If you see deviations between handling of views and base tables, please file bug reports for them. It could be very useful for us going forward, in order to get more robust handling of views in the optimizer code.
>
> > We are working on a solution were we merge
> simple derived tables into the outer query block
> Good to hear.
>
> > Case 2 ... are able to create an index on the
> derived table
>
> Roy, Is that 5.6.7? Or earlier??
I think it was earlier, in 5.6.3.
>
> > Case 5 ... a) If the subquery is non-aggregated,
> it is converted to a semi-join. See below.
>
> If the subquery is complex (eg, including JOINs,
> etc); "a)" could be significantly slower than
> "b)". OTOH, if the _outer_ query has some form of
> LIMIT, then evaluating "a)" a few times could be
> better than a big materialized subquery, plus
> indexing. (Perhaps you cover this debate in "Case
> 6")
>
In principle, solution a) should evaluate all possible strategies, including regular nested-loops join, join buffering and materialization, and choose the least costly plan.

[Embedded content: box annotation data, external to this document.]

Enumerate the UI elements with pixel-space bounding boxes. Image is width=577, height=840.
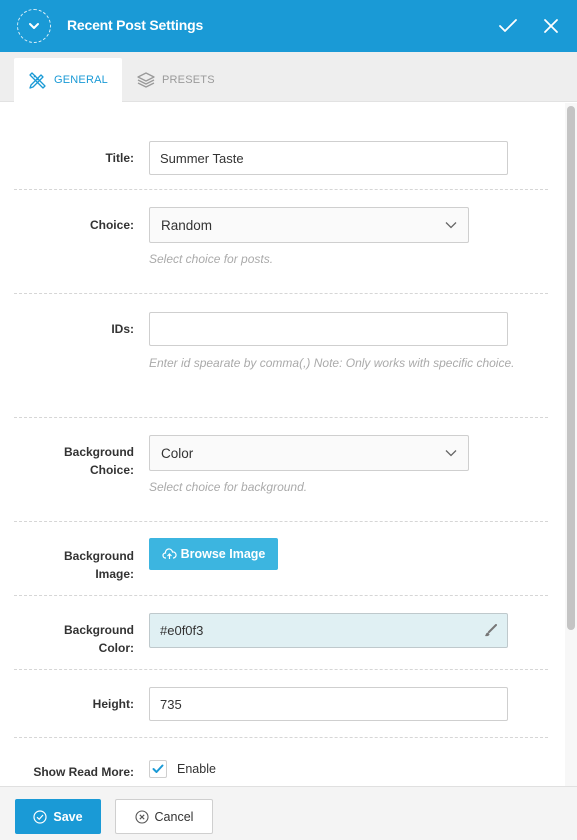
tab-label: PRESETS (162, 74, 215, 86)
background-color-value: #e0f0f3 (160, 623, 204, 638)
paint-brush-icon (485, 623, 497, 636)
divider (14, 417, 548, 418)
ids-input[interactable] (149, 312, 508, 346)
choice-select[interactable]: Random (149, 207, 469, 243)
title-label: Title: (105, 151, 134, 165)
background-choice-select[interactable]: Color (149, 435, 469, 471)
divider (14, 521, 548, 522)
ids-label: IDs: (111, 322, 134, 336)
settings-form: Title: Choice: Random Select choice for … (0, 103, 565, 786)
close-circle-icon (134, 809, 149, 824)
check-circle-icon (33, 809, 47, 824)
scrollbar-thumb[interactable] (567, 106, 575, 630)
check-icon (499, 19, 517, 32)
modal-header: Recent Post Settings (0, 0, 577, 52)
tab-bar: GENERAL PRESETS (0, 52, 577, 102)
cancel-button[interactable]: Cancel (115, 799, 213, 834)
modal-footer: Save Cancel (0, 786, 577, 840)
ids-help: Enter id spearate by comma(,) Note: Only… (149, 356, 515, 370)
collapse-button[interactable] (17, 9, 51, 43)
pencil-ruler-icon (29, 72, 46, 89)
browse-image-button[interactable]: Browse Image (149, 538, 278, 570)
tab-general[interactable]: GENERAL (14, 58, 122, 102)
chevron-down-icon (29, 23, 39, 29)
divider (14, 669, 548, 670)
height-input[interactable] (149, 687, 508, 721)
divider (14, 293, 548, 294)
layers-icon (137, 72, 155, 88)
choice-help: Select choice for posts. (149, 252, 274, 266)
show-read-more-option: Enable (177, 762, 216, 776)
check-icon (152, 764, 164, 773)
background-color-label: Background Color: (63, 623, 134, 655)
show-read-more-checkbox[interactable] (149, 760, 167, 778)
background-choice-label: Background Choice: (63, 445, 134, 477)
divider (14, 737, 548, 738)
choice-value: Random (161, 217, 213, 233)
confirm-button[interactable] (497, 15, 519, 37)
divider (14, 595, 548, 596)
background-color-input[interactable]: #e0f0f3 (149, 613, 508, 648)
divider (14, 189, 548, 190)
background-image-label: Background Image: (63, 549, 134, 581)
scrollbar[interactable] (565, 103, 577, 786)
height-label: Height: (92, 697, 134, 711)
modal-title: Recent Post Settings (67, 17, 204, 33)
close-icon (544, 19, 558, 33)
chevron-down-icon (445, 222, 457, 229)
close-button[interactable] (540, 15, 562, 37)
chevron-down-icon (445, 450, 457, 457)
background-choice-help: Select choice for background. (149, 480, 308, 494)
background-choice-value: Color (161, 445, 194, 461)
tab-label: GENERAL (54, 74, 108, 86)
show-read-more-label: Show Read More: (33, 765, 134, 779)
title-input[interactable] (149, 141, 508, 175)
cloud-upload-icon (162, 548, 177, 559)
choice-label: Choice: (89, 218, 134, 232)
tab-presets[interactable]: PRESETS (134, 58, 234, 102)
save-button[interactable]: Save (15, 799, 101, 834)
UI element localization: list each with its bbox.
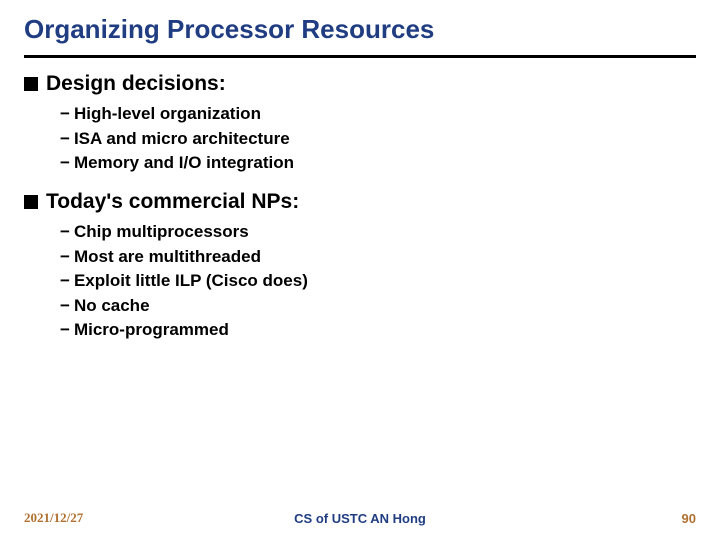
title-underline bbox=[24, 55, 696, 58]
section-heading-text: Today's commercial NPs: bbox=[46, 190, 299, 214]
list-item: −High-level organization bbox=[60, 102, 696, 127]
slide-title: Organizing Processor Resources bbox=[24, 14, 696, 45]
sub-list-0: −High-level organization −ISA and micro … bbox=[60, 102, 696, 176]
list-item: −Exploit little ILP (Cisco does) bbox=[60, 269, 696, 294]
list-item: −Most are multithreaded bbox=[60, 245, 696, 270]
list-item: −Chip multiprocessors bbox=[60, 220, 696, 245]
slide-footer: 2021/12/27 CS of USTC AN Hong 90 bbox=[0, 510, 720, 526]
square-bullet-icon bbox=[24, 195, 38, 209]
list-item: −ISA and micro architecture bbox=[60, 127, 696, 152]
list-item: −No cache bbox=[60, 294, 696, 319]
list-item: −Micro-programmed bbox=[60, 318, 696, 343]
section-heading-1: Today's commercial NPs: bbox=[24, 190, 696, 214]
square-bullet-icon bbox=[24, 77, 38, 91]
sub-list-1: −Chip multiprocessors −Most are multithr… bbox=[60, 220, 696, 343]
list-item: −Memory and I/O integration bbox=[60, 151, 696, 176]
footer-date: 2021/12/27 bbox=[24, 510, 83, 526]
footer-center: CS of USTC AN Hong bbox=[294, 511, 426, 526]
footer-page-number: 90 bbox=[682, 511, 696, 526]
section-heading-0: Design decisions: bbox=[24, 72, 696, 96]
section-heading-text: Design decisions: bbox=[46, 72, 226, 96]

The LIMIT clause may cause problems for the optimizer, however. For a nested-loops execution, it should not mean very much, but for a materialization or Block Nested Loop join buffering, an operation that may be relatively cheap compared to the nested-loops part without LIMIT, may become overwhelmingly expensive with a small LIMIT. In such cases, you may have to "help" the optimizer by disabling join buffering or materialization.
> Roy, these seem to be contradictory:
> > MySQL 5.6 does not include view merging.
I am sorry. I meant to write "derived table merging".
> > I am not aware of any principal differences
> between views and regular tables
> (Granted, it is a stretch to say those are even
> related.)
> * If a VIEW has a WHERE clause and the SELECT
> using the VIEW also has a WHERE clause, the WHEREs
> are not combined before optimizing, correct?
> (That's what you mean by "merging"?)
> * A "regular" table (or more precisely a regular
> SELECT) would look at the entire WHERE, thereby
> having more optimization opportunities.
>
> I see 'merging' as the main step toward making
> VIEWs first-class, competitive, constructs.
The WHERE conditions are merged in an early stage of the optimizer, and the combined condition is then used as the WHERE clause throughout the rest of the optimization process. I think that JOIN conditions are also merged correctly, both in the case where a view itself is a JOIN, and when a JOIN combines base tables and views.
There are of course problems, such as the inability to create a view that includes a derived table in the FROM clause, and some wrong results with outer joins combined with views in a few circumstances.